Human health is so fragile. Every change influences our health in a particular way which is why we have to be careful. Big changes aren’t good for us which is why most health advisors state that a perfect balance is very important.
Our body and mind aren’t made to live on only one type of food or drink and we can’t have a lot of everything either. This is why balance is important to stay in top shape all the time. You can have anything you want as long as you balance the good and bad.
Some things besides food also influence our general health, and one of the important ones is, believe it or not, sleep. Good night sleep is important for your health as well as for your life and career goals. What is important to note here is that we all sleep at night and it is fine, but you have to understand that there is a difference between just sleeping and having quality sleep. If you wake up in the morning more tired than you were before you went to bed, plus you are groggy than you did sleep but it wasn’t that deep and quality sleep.

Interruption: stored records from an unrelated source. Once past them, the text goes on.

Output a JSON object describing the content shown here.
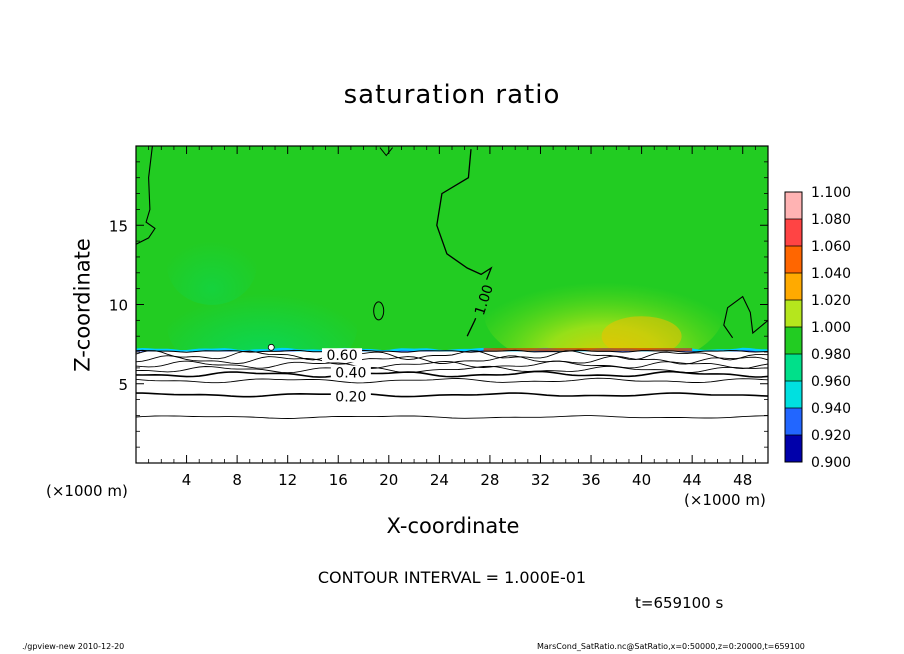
{
  "chart_data": {
    "type": "contour",
    "title": "saturation ratio",
    "xlabel": "X-coordinate",
    "ylabel": "Z-coordinate",
    "x_unit_label": "(×1000 m)",
    "z_unit_label": "(×1000 m)",
    "xlim": [
      0,
      50
    ],
    "ylim": [
      0,
      20
    ],
    "x_ticks": [
      4,
      8,
      12,
      16,
      20,
      24,
      28,
      32,
      36,
      40,
      44,
      48
    ],
    "y_ticks": [
      5,
      10,
      15
    ],
    "colorbar": {
      "levels": [
        "1.100",
        "1.080",
        "1.060",
        "1.040",
        "1.020",
        "1.000",
        "0.980",
        "0.960",
        "0.940",
        "0.920",
        "0.900"
      ],
      "colors": [
        "#ffb3b3",
        "#ff4444",
        "#ff6600",
        "#ffaa00",
        "#b5e61d",
        "#22cc22",
        "#00e08a",
        "#00e0e0",
        "#2266ff",
        "#0000aa",
        "#5500aa"
      ]
    },
    "contour_labels": [
      {
        "text": "1.00",
        "x": 27.5,
        "z": 10.3
      },
      {
        "text": "0.60",
        "x": 16.3,
        "z": 6.8
      },
      {
        "text": "0.40",
        "x": 17.0,
        "z": 5.7
      },
      {
        "text": "0.20",
        "x": 17.0,
        "z": 4.2
      }
    ],
    "contour_lines_z": [
      2.9,
      4.3,
      5.2,
      5.6,
      5.9,
      6.2,
      6.5,
      6.8
    ],
    "saturation_boundary_z": 7.1,
    "contour_interval_text": "CONTOUR INTERVAL = 1.000E-01",
    "time_text": "t=659100 s"
  },
  "footer": {
    "left": "./gpview-new   2010-12-20",
    "right": "MarsCond_SatRatio.nc@SatRatio,x=0:50000,z=0:20000,t=659100"
  }
}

Today we will tell you about things that are destroying your sleep as well as the ways to battle them. There are some quick things to help you relax before bed like these at cbdmd.com and there are other ways to deal with it but they take some time and getting used to. Let’s begin!
1. Not enough light
Believe it or not, our night routine starts in the morning when there is daytime. Many people that are having issues with sleep are having wrong day routines that are causing sleep deprivation or lack of quality sleep. This isn’t that hard to change and it will not cost you a penny all you have to do is get out in the morning to the sunlight and enjoy. Try to soak up as much sun rays as you can for at least half an hour, because it will benefit you in several ways. It’s a natural source of vitamin D and it will help you settle your sleep problems.
2. Know when to exercise
Now, we are aware that most of you work and have maybe shift jobs or whatever, but some studies have shown that a night of good quality sleep, with proper sleep cycle exchange happened to those who exercise in the morning. To make things a little easier for you, you don’t even have to work out for long. The study has shown that 5 to 10 minutes of mid to high physical activity will do the trick. Besides a good night’s sleep, you will also reap some other benefits like lower blood pressure, change in your body composition, change in your mitochondria, and change in your cardiovascular system.
3. Bad food timing
Okay, your food is your life but what if we told you that there is a strict schedule that should be abided by to balance everything else, including sleep. If you like to eat late at night, no matter what kind of food it is, stop right now. All the latest research states that we should not eat anything at least three hours before bedtime. Why is this important? Well if you eat just before bedtime, and as we said already no matter what food or how much, your body or your stomach will start digesting it. This means your body is working through that meal and because of that, you can’t have that well-deserved deep sleep. Your sleep cycles will be moved by the amount of time you need to digest what you ate meaning you ultimately get less of that good deep sleep that benefits your health.
4. Stop stressing
Stress is somewhat an indiscriminate killer. We all suffer through stressful periods, we, unfortunately, don’t see the bad effects of it immediately but in the long run, stress is very dangerous for our health. It attacks parts of our life and health part by part and if you don’t manage it in time you won’t live to see your grandchildren. Stress will ultimately kill your sleep in total and can even induce insomnia. To de-stress there are a few things you can do and two important ones that you can easily do are meditation and yoga. These are your stress relievers and they provide good exercise for mind and body whose benefits you will feel the same night.
5. Block blue light
Now if you didn’t know already blue light is something that messes with our brain and makes us think that it is still daytime instead of nighttime when you should be in your deep sleep. Blue lights influence our internal clock and make a lot of problems for our brain. Blue light is usually emitted by our computers, tablets and smartphones and those of us who work at night or just surf the internet just before bedtime are in huge trouble. This blue light will mess up your sleeping cycles and will not allow your brain to fully lose and enter deep REM sleep. To fight this, it is a good thing to stay off your PC/laptop and tablets and smartphones at least one to two hours before bedtime. If you have to use it, for work, school or whatever the other emergency might be, try and get glasses that can block as much of the blue light as possible.
6. Try with cannabis
Now, this here will be hardly disputed but many types of research have established that we have an entire endocannabinoid system in our body that is not being utilized. With marijuana, you activate that system and you reap only benefits from it. CBD is a good start but if you want any effect on your sleep the dosages of cannabinoids. What you are looking for here is CBN which is oxidized THC and it helps with sleep problems much more in lower dosages. If you don’t know what exactly we are talking about then here is the explanation. CBN is an old weed, or simply weed that has been lying around for a while. If you didn’t know the cannabis dispensaries now have entire sections dedicated to sleep problems. That just goes to say that not everyone going in is trying to get high, there are people with real problems that medicinal marijuana can solve.